Der amerikanische Wissenschaftler Panos Zavos will in "ein bis drei Monaten den ersten geklonten Embryo vorstellen". Der Forscher hatte im März gemeinsam mit dem italienischen Arzt Severino Antinori angekündigt, den ersten Menschen zu klonen. In der "Bild am Sonntag" sagte Zavos, er könne zusammen mit seinen zwei Assistenten im Jahr 3 000 Embryonen klonen, um sie dann einer Frau einzupflanzen. Rund 3 000 Paare hätten bereits nach einem Klon-Kind bei ihm angefragt, er schätze die Kosten auf 50 000 bis 60 000 Dollar.

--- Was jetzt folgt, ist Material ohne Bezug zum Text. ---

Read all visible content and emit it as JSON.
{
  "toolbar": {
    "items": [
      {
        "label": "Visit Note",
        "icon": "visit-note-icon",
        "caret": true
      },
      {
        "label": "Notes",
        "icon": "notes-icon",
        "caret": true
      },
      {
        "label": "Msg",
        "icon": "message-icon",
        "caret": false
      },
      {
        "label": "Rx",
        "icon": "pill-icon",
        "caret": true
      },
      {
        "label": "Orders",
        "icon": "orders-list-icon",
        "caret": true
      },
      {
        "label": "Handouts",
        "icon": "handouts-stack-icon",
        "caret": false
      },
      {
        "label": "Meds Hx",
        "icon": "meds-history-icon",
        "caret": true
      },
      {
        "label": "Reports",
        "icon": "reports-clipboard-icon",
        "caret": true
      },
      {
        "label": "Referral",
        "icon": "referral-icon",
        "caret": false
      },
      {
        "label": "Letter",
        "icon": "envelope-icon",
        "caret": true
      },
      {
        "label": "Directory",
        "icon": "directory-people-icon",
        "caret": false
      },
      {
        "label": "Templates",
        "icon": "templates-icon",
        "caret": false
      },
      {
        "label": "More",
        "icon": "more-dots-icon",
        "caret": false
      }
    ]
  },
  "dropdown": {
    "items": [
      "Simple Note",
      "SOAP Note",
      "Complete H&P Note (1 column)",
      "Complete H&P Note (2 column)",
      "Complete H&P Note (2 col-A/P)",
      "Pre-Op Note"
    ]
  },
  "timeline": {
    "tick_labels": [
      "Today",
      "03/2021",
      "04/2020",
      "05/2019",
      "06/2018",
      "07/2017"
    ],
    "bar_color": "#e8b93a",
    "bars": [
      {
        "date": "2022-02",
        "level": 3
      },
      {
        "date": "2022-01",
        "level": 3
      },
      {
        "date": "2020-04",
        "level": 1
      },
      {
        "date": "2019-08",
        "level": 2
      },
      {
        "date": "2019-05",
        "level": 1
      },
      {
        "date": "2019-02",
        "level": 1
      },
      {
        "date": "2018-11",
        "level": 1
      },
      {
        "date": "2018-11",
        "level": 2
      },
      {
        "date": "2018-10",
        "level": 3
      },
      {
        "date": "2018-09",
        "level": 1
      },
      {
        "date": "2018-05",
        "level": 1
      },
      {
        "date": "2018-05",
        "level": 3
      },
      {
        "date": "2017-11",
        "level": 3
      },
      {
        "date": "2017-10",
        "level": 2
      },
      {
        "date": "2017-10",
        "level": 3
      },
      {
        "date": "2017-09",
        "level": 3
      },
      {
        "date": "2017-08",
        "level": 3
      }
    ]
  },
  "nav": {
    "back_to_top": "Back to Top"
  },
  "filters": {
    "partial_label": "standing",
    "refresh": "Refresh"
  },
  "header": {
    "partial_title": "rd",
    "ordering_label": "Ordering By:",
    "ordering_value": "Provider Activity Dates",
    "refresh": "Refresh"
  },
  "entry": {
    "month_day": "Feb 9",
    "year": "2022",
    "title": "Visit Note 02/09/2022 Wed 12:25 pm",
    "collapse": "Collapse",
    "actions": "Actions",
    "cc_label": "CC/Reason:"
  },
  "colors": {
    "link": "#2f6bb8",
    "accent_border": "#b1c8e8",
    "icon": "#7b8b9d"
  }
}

Zum Thema Online Spezial: Die Debatte um die Gentechnik Anfang der Woche hatte die US-Firma "Advanced Cell Technologies" verkündet, sie habe erstmals menschliche Embryonen geklont. Die Versuche der Firma sollen aber nicht zu geklonten Menschen führen. Man will aus den Embryonen Stammzellen gewinnen, Forscher erhoffen sich dadurch Fortschritte bei der Heilung von Krankheiten wie Alzheimer oder Diabetes. Zavos bezeichnete diese Embryonen als "einen Witz". Sie seien nicht lebensfähig und hätten unter medizinischem und reproduktivem Aspekt keinen Sinn. "So was" könne er an einem Nachmittag erzeugen.

In Deutschland wird derweil heftig über das Votum des Ethikrates zum Import von embryonalen Stammzellen debattiert. Laut der "Welt am Sonntag" sind zwei Drittel der Deutschen gegen das Klonen menschlicher Embryonen zu therapeutischen Zwecken.